Bonsai trees originated during the Han Dynasty in China, and were made popular by the Japanese. The term bonsai means to grow in a flat tray. Known for their small size, the pruning and design of bonsai trees adds to the beauty of the tree. Trimming also increases the health of the tree. Many new bonsai growers fear pruning their bonsai trees. But Bonsai trees will grow and even when mistakes happen, they grow out eventually. Looking at your bonsai tree carefully, and thinking about the desired shape of the bonsai tree before trimming, reduces mistakes.
Start by cutting the roots. Although the roots do not show, trimming the roots lays the proper foundation to the overall beauty of your bonsai tree. Untangle the roots with a root hook and dislodge large portions of soil from the roots. Use bonsai scissors to cut off the bottom third of the roots. Remove any damaged roots.

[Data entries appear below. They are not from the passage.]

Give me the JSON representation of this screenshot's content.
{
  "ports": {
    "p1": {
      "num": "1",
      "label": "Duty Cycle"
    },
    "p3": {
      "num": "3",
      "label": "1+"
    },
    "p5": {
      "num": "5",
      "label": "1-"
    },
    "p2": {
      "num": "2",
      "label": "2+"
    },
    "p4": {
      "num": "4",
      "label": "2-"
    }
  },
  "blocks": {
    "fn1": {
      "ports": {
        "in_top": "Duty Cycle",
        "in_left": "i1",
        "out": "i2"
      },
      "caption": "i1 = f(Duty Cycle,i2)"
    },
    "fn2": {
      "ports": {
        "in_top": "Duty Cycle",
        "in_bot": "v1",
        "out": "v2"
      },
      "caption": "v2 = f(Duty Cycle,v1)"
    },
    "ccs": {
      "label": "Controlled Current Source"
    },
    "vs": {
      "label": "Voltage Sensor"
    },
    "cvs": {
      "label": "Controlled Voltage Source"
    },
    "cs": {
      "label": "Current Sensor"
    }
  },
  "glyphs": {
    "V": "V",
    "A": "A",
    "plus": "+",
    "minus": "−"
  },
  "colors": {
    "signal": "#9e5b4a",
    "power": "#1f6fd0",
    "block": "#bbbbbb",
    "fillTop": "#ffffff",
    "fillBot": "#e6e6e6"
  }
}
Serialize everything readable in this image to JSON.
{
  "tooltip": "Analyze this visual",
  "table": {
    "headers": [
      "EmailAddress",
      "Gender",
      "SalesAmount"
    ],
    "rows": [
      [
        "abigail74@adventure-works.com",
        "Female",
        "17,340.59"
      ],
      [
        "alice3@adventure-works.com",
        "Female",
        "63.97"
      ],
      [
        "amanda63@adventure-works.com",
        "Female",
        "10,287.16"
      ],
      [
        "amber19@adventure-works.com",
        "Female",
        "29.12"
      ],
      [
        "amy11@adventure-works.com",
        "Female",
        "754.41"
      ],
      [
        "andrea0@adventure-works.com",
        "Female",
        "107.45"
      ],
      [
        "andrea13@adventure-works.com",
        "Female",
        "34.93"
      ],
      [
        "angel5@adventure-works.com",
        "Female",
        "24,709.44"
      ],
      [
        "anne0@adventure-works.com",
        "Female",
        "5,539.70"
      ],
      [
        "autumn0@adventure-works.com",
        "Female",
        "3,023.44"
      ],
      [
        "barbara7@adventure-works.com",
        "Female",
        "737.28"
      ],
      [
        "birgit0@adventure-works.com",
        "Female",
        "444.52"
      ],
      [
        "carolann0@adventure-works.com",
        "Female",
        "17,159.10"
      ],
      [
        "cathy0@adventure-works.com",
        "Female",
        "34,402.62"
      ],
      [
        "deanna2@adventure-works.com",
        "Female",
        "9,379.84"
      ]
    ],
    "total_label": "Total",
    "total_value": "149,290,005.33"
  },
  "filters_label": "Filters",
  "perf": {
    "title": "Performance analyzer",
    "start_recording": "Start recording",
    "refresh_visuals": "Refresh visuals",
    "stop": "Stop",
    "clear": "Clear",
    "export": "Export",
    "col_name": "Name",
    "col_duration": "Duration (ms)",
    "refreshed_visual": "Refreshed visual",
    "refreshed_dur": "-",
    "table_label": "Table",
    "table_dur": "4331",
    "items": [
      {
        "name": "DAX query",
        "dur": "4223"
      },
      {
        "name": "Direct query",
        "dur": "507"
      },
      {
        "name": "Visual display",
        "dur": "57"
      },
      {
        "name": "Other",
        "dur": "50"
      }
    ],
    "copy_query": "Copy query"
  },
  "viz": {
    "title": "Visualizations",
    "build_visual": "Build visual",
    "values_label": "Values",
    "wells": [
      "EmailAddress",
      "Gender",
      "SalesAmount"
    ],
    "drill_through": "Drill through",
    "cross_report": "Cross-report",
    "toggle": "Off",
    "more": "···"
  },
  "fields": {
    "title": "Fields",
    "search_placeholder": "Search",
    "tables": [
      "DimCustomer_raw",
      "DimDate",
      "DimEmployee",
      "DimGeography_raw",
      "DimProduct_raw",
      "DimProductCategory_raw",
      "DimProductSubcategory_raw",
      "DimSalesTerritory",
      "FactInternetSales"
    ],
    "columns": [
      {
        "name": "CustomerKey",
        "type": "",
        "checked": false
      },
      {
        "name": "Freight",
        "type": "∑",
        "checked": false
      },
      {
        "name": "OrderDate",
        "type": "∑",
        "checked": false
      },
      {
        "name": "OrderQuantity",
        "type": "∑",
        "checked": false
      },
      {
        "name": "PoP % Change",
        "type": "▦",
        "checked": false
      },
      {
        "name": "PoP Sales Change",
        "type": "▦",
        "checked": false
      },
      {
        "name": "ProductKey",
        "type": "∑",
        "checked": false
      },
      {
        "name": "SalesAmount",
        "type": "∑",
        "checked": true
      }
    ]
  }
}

Prune your bonsai tree seasonally. Prune during the bonsai tree's dormant season. Dormancy depends on the type of tree. Pine trees go into dormancy in the autumn. Deciduous trees go dormant from late winter to first part of spring. Prune bonsai juniper trees between early spring and winter.
Cut off branches located on the lower third portion of the bonsai tree. The tree trunk adds to the beauty of the tree. The removal of lower branches shows off the beauty of the lower portion of the trunk.
Cut off branches directly opposite each other. Prune the branches until they become equal in size to the branches across from them. Slightly trim branches smaller in size. Focus on cutting larger branches.
Cover the cuts on your bonsai tree with sealant. Bonsai Japanese wood paste, specially formulated for bonsai trees, works on all types of bonsai trees. Seal cuts on deciduous trees with tar-based paint. Grafting wax works well on evergreen trees. Petroleum jelly works well as a substitute on any type of bonsai tree.